In both Tuesday’s loss to San Jose and Saturday’s loss to Los Angeles, the Capitals seemed disinterested and were lackadaisical and completely ineffective on offense, throwing perimeter shots at the net and generating few rushes. After Ovechkin’s goal just a minute into the contest, the Caps had few real scoring chances.

“I don’t know what we’re waiting for,” Knuble added, visibly frustrated. “There’s a lot to play for – as players, as individuals, as a team. Every game is important. Those are huge points we left on the table the last two games.”

The losses come after two big wins against Tampa Bay and Pittsburgh. In both games, Washington played a full, 60-minute game on both sides of the ice. The team appeared to have “flipped the switch” as the playoffs draw near.

But now, with two ugly defeats on home ice behind them, some wonder if the Caps are still in fact waiting to flip that switch that will make the team more like the President’s Trophy team of last season.

“It never happens where you just flip a switch and it goes,” head coach Bruce Boudreau said. “It comes from the beginning of the game to the end of the game working your rear end off. So if they are waiting for some switch to magically appear, it’s not going to happen.”

The Kings, though, deserve some credit; they picked up their game after the first period and broke through in the second before completely taking over the game in the third. They played with more energy and more urgency and capitalized on their chances, something Washington failed to do.

“We had a good start. We took the lead,” Ovechkin said. “They kept pushing and pushing. They had the momentum and then the game.”

Added Boudreau: “It’s a one-one game going into the third. We outworked them in the first, got outworked in the second and all we had to do was outwork them in the third to start off a tough road trip and they looked like they were already thinking about what’s going on in the sun.”

After the game, the locker room was closed for a solid ten minutes for a players-only meeting. The sense of frustration was palpable as the team continues to look for answers to their poor play.

“Everybody chimed in,” defenseman Karl Alzner said. “Everybody had a few things to say, we just wanted to make sure we’re on the same page here.”

Now, the Capitals will head to Phoenix for what may very well be the most important stretch of the season, with the next five games on the road – three of which are on the west coast.

“There’s not a lot of urgency,” said Knuble. “We’ve gotta find it. This road trip could be great, or it could be an absolute embarrassment.”

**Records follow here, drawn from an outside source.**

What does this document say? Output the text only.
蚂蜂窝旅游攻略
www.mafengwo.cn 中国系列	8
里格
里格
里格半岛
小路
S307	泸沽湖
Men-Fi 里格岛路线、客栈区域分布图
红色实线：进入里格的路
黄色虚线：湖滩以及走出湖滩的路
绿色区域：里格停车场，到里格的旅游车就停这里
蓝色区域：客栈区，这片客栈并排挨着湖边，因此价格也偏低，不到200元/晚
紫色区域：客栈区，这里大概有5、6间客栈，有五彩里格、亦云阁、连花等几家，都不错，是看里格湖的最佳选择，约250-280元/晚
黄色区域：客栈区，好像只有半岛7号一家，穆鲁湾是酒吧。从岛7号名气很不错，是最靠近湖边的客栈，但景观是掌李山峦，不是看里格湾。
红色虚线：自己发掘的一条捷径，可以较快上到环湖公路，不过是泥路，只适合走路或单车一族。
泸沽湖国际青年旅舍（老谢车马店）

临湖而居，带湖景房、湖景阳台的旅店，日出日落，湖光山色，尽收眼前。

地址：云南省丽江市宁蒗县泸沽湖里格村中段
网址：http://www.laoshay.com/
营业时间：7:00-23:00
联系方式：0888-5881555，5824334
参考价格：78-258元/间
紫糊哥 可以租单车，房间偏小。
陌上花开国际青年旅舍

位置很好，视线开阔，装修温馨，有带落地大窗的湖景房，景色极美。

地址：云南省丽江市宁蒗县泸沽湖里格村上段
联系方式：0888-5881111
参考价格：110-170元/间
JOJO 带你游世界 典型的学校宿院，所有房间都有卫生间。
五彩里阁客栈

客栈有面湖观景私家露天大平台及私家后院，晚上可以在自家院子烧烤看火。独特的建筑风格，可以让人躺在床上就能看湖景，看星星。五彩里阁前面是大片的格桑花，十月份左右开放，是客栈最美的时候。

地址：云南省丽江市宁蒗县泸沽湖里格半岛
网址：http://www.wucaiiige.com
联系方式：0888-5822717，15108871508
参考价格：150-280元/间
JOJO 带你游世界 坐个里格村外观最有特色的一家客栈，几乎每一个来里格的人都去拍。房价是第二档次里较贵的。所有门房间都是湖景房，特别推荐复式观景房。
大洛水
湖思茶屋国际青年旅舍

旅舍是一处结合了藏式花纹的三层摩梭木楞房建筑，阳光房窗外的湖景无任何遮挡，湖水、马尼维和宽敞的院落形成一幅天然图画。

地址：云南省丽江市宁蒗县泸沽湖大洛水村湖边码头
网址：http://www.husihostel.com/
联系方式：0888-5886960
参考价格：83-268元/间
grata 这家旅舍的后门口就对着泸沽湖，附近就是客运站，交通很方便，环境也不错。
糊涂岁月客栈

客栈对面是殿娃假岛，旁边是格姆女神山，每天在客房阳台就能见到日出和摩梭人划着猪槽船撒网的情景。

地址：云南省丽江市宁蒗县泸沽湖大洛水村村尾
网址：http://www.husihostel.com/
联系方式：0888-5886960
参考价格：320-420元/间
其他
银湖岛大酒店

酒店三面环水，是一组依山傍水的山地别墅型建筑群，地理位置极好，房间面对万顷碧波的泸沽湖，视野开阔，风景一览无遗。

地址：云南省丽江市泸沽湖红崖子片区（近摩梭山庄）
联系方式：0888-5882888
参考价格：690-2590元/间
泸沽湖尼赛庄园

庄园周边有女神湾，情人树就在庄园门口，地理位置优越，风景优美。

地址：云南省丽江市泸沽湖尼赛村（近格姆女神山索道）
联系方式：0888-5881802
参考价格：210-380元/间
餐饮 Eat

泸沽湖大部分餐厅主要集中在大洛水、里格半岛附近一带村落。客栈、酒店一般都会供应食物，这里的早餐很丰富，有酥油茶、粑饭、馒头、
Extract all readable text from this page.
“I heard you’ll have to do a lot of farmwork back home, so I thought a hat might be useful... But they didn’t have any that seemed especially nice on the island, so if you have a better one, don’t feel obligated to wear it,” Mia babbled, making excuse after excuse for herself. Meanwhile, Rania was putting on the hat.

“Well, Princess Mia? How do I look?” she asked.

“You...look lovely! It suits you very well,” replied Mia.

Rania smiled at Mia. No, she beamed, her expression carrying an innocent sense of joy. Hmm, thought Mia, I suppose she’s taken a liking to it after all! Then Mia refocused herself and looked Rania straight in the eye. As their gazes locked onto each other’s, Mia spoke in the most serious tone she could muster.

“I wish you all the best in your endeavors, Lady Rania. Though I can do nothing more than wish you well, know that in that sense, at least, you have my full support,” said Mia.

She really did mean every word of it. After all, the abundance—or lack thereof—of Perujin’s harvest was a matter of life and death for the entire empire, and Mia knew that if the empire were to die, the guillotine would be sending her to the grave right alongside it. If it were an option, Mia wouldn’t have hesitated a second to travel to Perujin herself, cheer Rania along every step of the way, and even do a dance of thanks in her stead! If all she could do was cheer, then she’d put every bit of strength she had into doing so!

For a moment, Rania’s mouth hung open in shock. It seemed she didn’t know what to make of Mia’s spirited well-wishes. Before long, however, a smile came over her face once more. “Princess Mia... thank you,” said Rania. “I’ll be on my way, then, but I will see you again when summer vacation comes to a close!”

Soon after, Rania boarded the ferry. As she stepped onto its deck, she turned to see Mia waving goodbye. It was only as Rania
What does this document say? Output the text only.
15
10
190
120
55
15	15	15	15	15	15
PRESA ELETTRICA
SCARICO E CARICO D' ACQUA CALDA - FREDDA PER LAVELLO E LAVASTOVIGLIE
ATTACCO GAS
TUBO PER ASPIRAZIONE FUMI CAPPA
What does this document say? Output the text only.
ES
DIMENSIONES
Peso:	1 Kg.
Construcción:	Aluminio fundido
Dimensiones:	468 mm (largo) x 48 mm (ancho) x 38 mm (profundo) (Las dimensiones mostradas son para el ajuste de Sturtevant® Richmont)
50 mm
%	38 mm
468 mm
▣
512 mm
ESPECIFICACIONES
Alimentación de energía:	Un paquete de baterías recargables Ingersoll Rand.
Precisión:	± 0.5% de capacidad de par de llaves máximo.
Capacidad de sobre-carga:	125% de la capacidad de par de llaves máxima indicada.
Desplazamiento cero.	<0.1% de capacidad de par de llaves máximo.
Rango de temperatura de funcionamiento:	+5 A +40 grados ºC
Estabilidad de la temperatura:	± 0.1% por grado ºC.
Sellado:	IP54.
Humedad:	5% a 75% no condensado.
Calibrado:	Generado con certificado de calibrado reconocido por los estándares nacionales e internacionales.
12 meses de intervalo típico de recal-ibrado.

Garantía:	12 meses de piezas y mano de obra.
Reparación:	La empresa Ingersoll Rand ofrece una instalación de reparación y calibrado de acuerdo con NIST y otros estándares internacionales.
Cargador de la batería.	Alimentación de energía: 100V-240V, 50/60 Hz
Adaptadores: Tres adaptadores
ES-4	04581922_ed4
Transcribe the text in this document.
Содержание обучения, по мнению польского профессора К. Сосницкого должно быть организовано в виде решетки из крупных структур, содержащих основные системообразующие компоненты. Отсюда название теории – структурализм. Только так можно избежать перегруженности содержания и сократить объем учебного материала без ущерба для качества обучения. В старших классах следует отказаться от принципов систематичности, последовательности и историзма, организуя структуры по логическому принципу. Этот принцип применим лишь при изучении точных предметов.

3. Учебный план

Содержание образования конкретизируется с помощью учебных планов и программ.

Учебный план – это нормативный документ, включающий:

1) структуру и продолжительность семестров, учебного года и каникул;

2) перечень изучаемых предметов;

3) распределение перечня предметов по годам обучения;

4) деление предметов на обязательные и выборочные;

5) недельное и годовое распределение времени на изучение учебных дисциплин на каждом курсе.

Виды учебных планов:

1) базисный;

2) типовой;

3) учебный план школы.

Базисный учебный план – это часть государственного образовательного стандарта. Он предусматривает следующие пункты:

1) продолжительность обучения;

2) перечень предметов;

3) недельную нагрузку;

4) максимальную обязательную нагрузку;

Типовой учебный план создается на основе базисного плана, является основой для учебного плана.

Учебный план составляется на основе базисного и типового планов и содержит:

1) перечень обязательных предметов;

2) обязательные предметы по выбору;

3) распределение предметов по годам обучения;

Regardless of how the next five games go, the final 25 games of the season will be a big test for Washington, who is still fighting to keep playoff position and still has a chance to win the Southeast Division.

More losses like Saturday’s, though, and they may find themselves traveling on the road to a top seed come April.

“We’re coming to a key point in the season,” Knuble said. “I’m sure we’re all aware of that. It’s time to start throwing the switch toward the playoffs. It’s like we’re waiting for something to happen. We’re waiting for something.

“We’re entering the toughest part of the season. It’s going to be a real indicator if we’re a serious contender or not, quite honestly. We’ve got our work cut out for us and [need to] decide if we’re serious or not.”